General Concept

Often a Python dictionary object is used to represent a pre-known structured data that captures some state of a system. A non-relational database such as DB is a great example of such use-case, where the BSON-based documents can easily be loaded into a Python dictionary. Those dict-like documents help store complex information, whose structure may change over time, and are highly common in the industry.

In cases where the dictionary or JSON-like structure represents a meaningful state of a system, tracing it changes may be a highly valueble part in the monitoring of the system.

This module implements a traceable Python dictionary, that stores change history in an efficient way inside the object. It allows the user to:

  1. Trace reverions of the dictionary’s content and structure.
  2. Roll the dictionary back to previously stored values.
  3. Trace the changes between its different revisions.
  4. Revert unwanted changes made.
  5. Provide a meaningful id to the revisions - such as a timestamp, or verison number.
  6. More….
_images/diff_example.jpg

[1] tracing the changes in a JSON-like object

The Solution

There are many possible solutions to trace the changes in a dict-like object. The major differences between them is the way in which the trace history is stored.

The three main possibilities go back to:

  1. In-Object solution - where the trace is embedded into the dict-like object itself.
  2. Out-Of-Object solution - where the trace is stored using some additional attribute of the dict-like object.
  3. Trace by Multiple Objects solution - where the trace is stored by storing multiple copies of the dict-like object, usually equal to the number of known reivisions.

The use of the Out-Of-Object method is not relevant in cases where the object needs to go through serializaion, such as in cases where the object needs to be stored on disk, in a database or in any other non-Python native and consistent form. Therefore, we chose to not address this solution as viable.

We chose to focus our solution to work well for non-relational DBs, which store document JSON-like documents natively. The Trace by Multiple Objects solution would force the creation of multiple documents in the DB, possibly resulting in a high memory overhead, if objects are kept in full.

However, such solution would provide quick access time for the latest revision of the document. A possible upgrade of this solution would be to store diffs between document revisions only, but that would possiblt result in a slower accesss time of the latest version.

_images/trace_methods.jpg

[1] In-Objecr and Multiple Objects methods for tracing the changes in a JSON-like object

We chose to store the trace In-Object. While this method is limited by the max allowed size of the document, and may not be suitable for very large documents, we found it to be the most elegant solution.
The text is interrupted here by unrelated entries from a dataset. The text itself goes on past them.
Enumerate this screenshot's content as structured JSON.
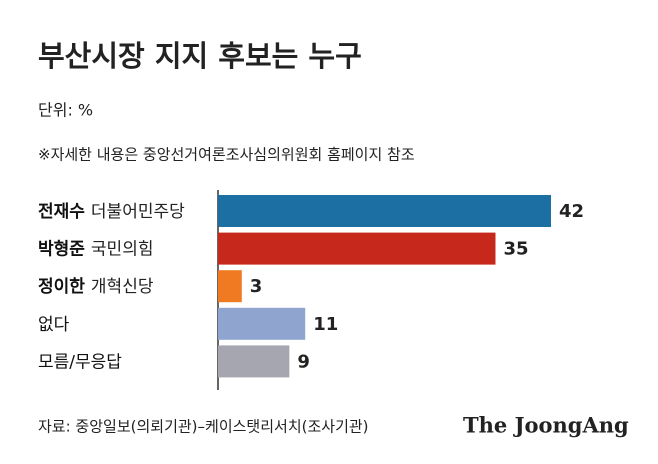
{
  "chart_data": {
    "type": "bar",
    "orientation": "horizontal",
    "title": "부산시장 지지 후보는 누구",
    "unit_note": "단위: %",
    "note": "※자세한 내용은 중앙선거여론조사심의위원회 홈페이지 참조",
    "categories": [
      "전재수",
      "박형준",
      "정이한",
      "없다",
      "모름/무응답"
    ],
    "parties": [
      "더불어민주당",
      "국민의힘",
      "개혁신당",
      null,
      null
    ],
    "values": [
      42,
      35,
      3,
      11,
      9
    ],
    "colors": [
      "#1b6fa3",
      "#c6281b",
      "#f07a22",
      "#8fa4cf",
      "#a6a6b0"
    ],
    "xlim": [
      0,
      42
    ],
    "source": "자료: 중앙일보(의뢰기관)–케이스탯리서치(조사기관)",
    "logo": "The JoongAng"
  }
}
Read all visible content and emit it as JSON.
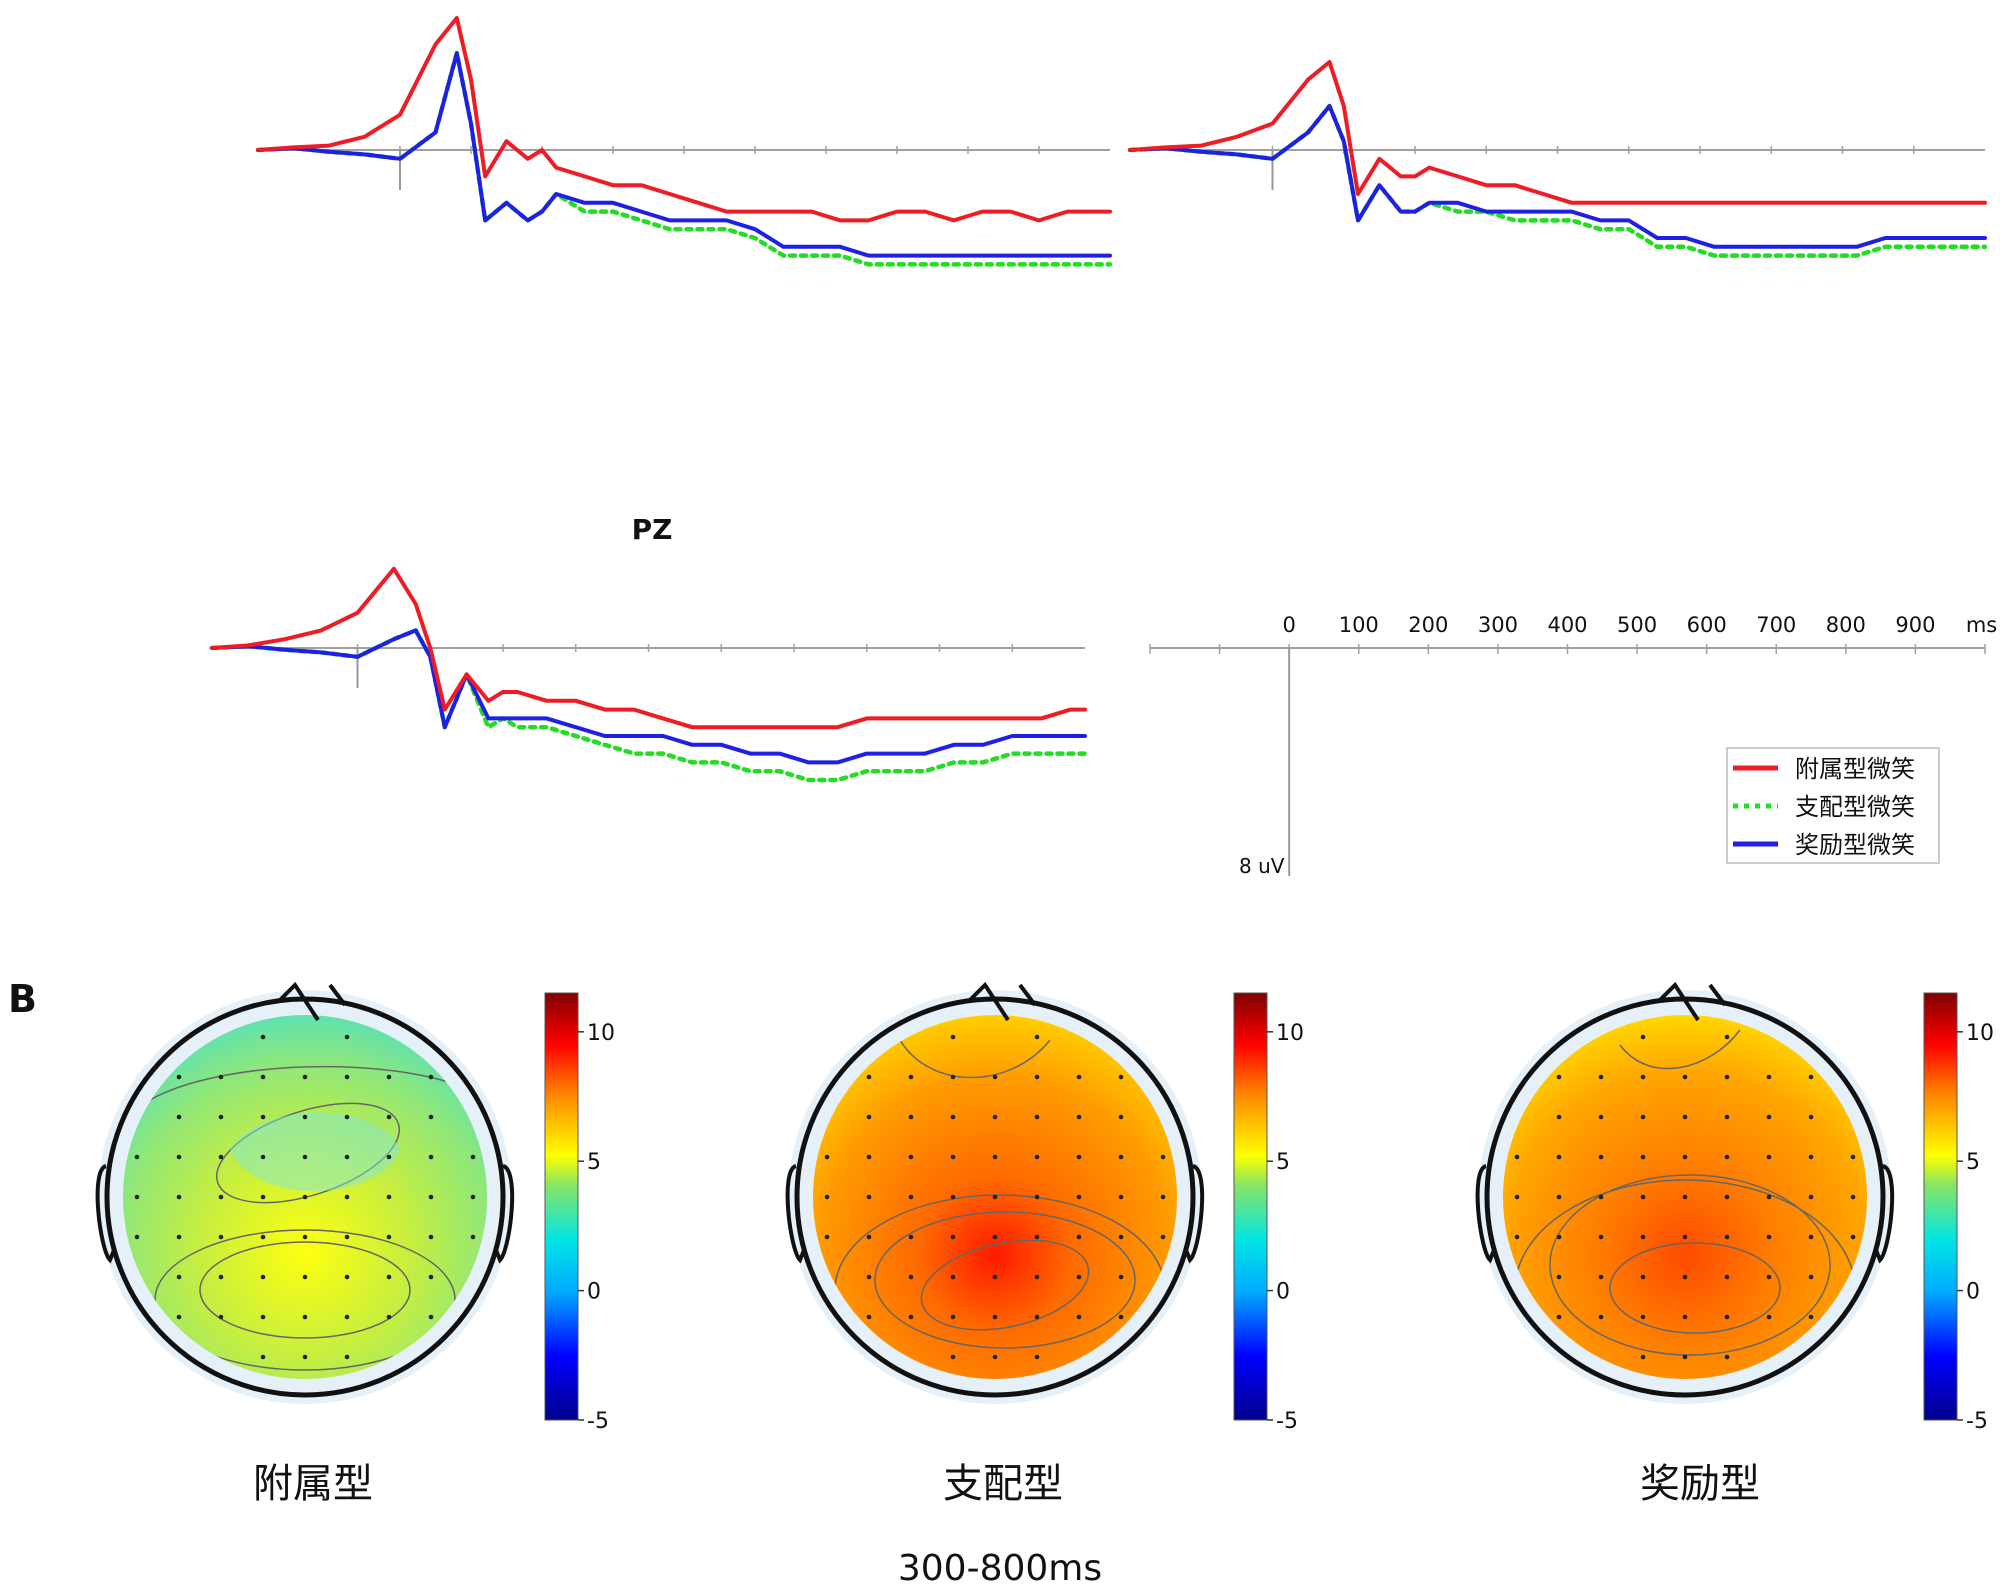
{
  "chart_data": {
    "type": "line",
    "panel_a": {
      "x_unit": "ms",
      "y_unit": "uV",
      "xlim": [
        -200,
        1000
      ],
      "x_ticks": [
        0,
        100,
        200,
        300,
        400,
        500,
        600,
        700,
        800,
        900
      ],
      "x_tick_labels": [
        "0",
        "100",
        "200",
        "300",
        "400",
        "500",
        "600",
        "700",
        "800",
        "900",
        "ms"
      ],
      "scale_bar_label": "8 uV",
      "scale_bar_uv": 8,
      "legend": [
        {
          "name": "附属型微笑",
          "color": "#ee1c24",
          "style": "solid"
        },
        {
          "name": "支配型微笑",
          "color": "#22dd22",
          "style": "dotted"
        },
        {
          "name": "奖励型微笑",
          "color": "#1f1fe6",
          "style": "solid"
        }
      ],
      "x": [
        -200,
        -150,
        -100,
        -50,
        0,
        50,
        80,
        100,
        120,
        150,
        180,
        200,
        220,
        260,
        300,
        340,
        380,
        420,
        460,
        500,
        540,
        580,
        620,
        660,
        700,
        740,
        780,
        820,
        860,
        900,
        940,
        980,
        1000
      ],
      "plots": [
        {
          "label": "",
          "series": [
            {
              "name": "附属型微笑",
              "values": [
                0,
                0.3,
                0.5,
                1.5,
                4,
                12,
                15,
                8,
                -3,
                1,
                -1,
                0,
                -2,
                -3,
                -4,
                -4,
                -5,
                -6,
                -7,
                -7,
                -7,
                -7,
                -8,
                -8,
                -7,
                -7,
                -8,
                -7,
                -7,
                -8,
                -7,
                -7,
                -7
              ]
            },
            {
              "name": "支配型微笑",
              "values": [
                0,
                0.2,
                -0.2,
                -0.5,
                -1,
                2,
                11,
                3,
                -8,
                -6,
                -8,
                -7,
                -5,
                -7,
                -7,
                -8,
                -9,
                -9,
                -9,
                -10,
                -12,
                -12,
                -12,
                -13,
                -13,
                -13,
                -13,
                -13,
                -13,
                -13,
                -13,
                -13,
                -13
              ]
            },
            {
              "name": "奖励型微笑",
              "values": [
                0,
                0.2,
                -0.2,
                -0.5,
                -1,
                2,
                11,
                3,
                -8,
                -6,
                -8,
                -7,
                -5,
                -6,
                -6,
                -7,
                -8,
                -8,
                -8,
                -9,
                -11,
                -11,
                -11,
                -12,
                -12,
                -12,
                -12,
                -12,
                -12,
                -12,
                -12,
                -12,
                -12
              ]
            }
          ]
        },
        {
          "label": "",
          "series": [
            {
              "name": "附属型微笑",
              "values": [
                0,
                0.3,
                0.5,
                1.5,
                3,
                8,
                10,
                5,
                -5,
                -1,
                -3,
                -3,
                -2,
                -3,
                -4,
                -4,
                -5,
                -6,
                -6,
                -6,
                -6,
                -6,
                -6,
                -6,
                -6,
                -6,
                -6,
                -6,
                -6,
                -6,
                -6,
                -6,
                -6
              ]
            },
            {
              "name": "支配型微笑",
              "values": [
                0,
                0.2,
                -0.2,
                -0.5,
                -1,
                2,
                5,
                1,
                -8,
                -4,
                -7,
                -7,
                -6,
                -7,
                -7,
                -8,
                -8,
                -8,
                -9,
                -9,
                -11,
                -11,
                -12,
                -12,
                -12,
                -12,
                -12,
                -12,
                -11,
                -11,
                -11,
                -11,
                -11
              ]
            },
            {
              "name": "奖励型微笑",
              "values": [
                0,
                0.2,
                -0.2,
                -0.5,
                -1,
                2,
                5,
                1,
                -8,
                -4,
                -7,
                -7,
                -6,
                -6,
                -7,
                -7,
                -7,
                -7,
                -8,
                -8,
                -10,
                -10,
                -11,
                -11,
                -11,
                -11,
                -11,
                -11,
                -10,
                -10,
                -10,
                -10,
                -10
              ]
            }
          ]
        },
        {
          "label": "PZ",
          "series": [
            {
              "name": "附属型微笑",
              "values": [
                0,
                0.3,
                1,
                2,
                4,
                9,
                5,
                0,
                -7,
                -3,
                -6,
                -5,
                -5,
                -6,
                -6,
                -7,
                -7,
                -8,
                -9,
                -9,
                -9,
                -9,
                -9,
                -9,
                -8,
                -8,
                -8,
                -8,
                -8,
                -8,
                -8,
                -7,
                -7
              ]
            },
            {
              "name": "支配型微笑",
              "values": [
                0,
                0.2,
                -0.2,
                -0.5,
                -1,
                1,
                2,
                -1,
                -9,
                -3,
                -9,
                -8,
                -9,
                -9,
                -10,
                -11,
                -12,
                -12,
                -13,
                -13,
                -14,
                -14,
                -15,
                -15,
                -14,
                -14,
                -14,
                -13,
                -13,
                -12,
                -12,
                -12,
                -12
              ]
            },
            {
              "name": "奖励型微笑",
              "values": [
                0,
                0.2,
                -0.2,
                -0.5,
                -1,
                1,
                2,
                -1,
                -9,
                -3,
                -8,
                -8,
                -8,
                -8,
                -9,
                -10,
                -10,
                -10,
                -11,
                -11,
                -12,
                -12,
                -13,
                -13,
                -12,
                -12,
                -12,
                -11,
                -11,
                -10,
                -10,
                -10,
                -10
              ]
            }
          ]
        }
      ]
    },
    "panel_b": {
      "type": "heatmap",
      "panel_label": "B",
      "time_window": "300-800ms",
      "colorbar_ticks": [
        "10",
        "5",
        "0",
        "-5"
      ],
      "colorbar_range": [
        -5,
        11.5
      ],
      "maps": [
        {
          "label": "附属型",
          "peak_value": 5,
          "base_value": 3
        },
        {
          "label": "支配型",
          "peak_value": 9,
          "base_value": 7
        },
        {
          "label": "奖励型",
          "peak_value": 8.5,
          "base_value": 7
        }
      ]
    }
  }
}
The trace is stored as part of the dict-like structure of the document allowing quick access to the latest revision, while storing only diffs between revision which results in lower memory costs.

Memory Performance

The In-Object trace solution we chose results stores the latest version of the dictionary, and with it two meta-fields that describe the history of the dict-like object:

  1. trace - capturing diffs between different revisions of the dict over the different revisions.
  2. revision - capturing the ids of the different revision in which the dict changes.

The space performance is therefore effected directly and linearly by the dict average size, and by the number of revisions, per-key in the dict.

In order to support real world memory restrictions, such as MongoDb maximum document size (16MB), the TraceableDict also support a limited “memory” if needed and can drop old revisions, allowing it to store the latest k-revision only in a cyclic manner.

RunTime Performance

Here are the general asymptotic bounds of expected runtime performance:

  1. as_dict - Access to the latest dict revision is done in O(k), where k is the number of k
  2. commit - Assigning a meaningful revision id to all uncommited changes is done in O(1).
  3. revert - Reverting all uncommited changes is done in O(1).
  4. checkout - Rolling back to an old revision is done in O(m + n) where m is the number of revisions between the working tree and the desired revision, and n is the number of per-key diffs performed between the two revisions.
  5. remove_oldest_revision - Removing the oldest revision is done in O(1).
  6. log - Displaying commit logs shows similar performance to checkout method.
  7. diff - Showing changes between revisions shows similar performance to checkout method.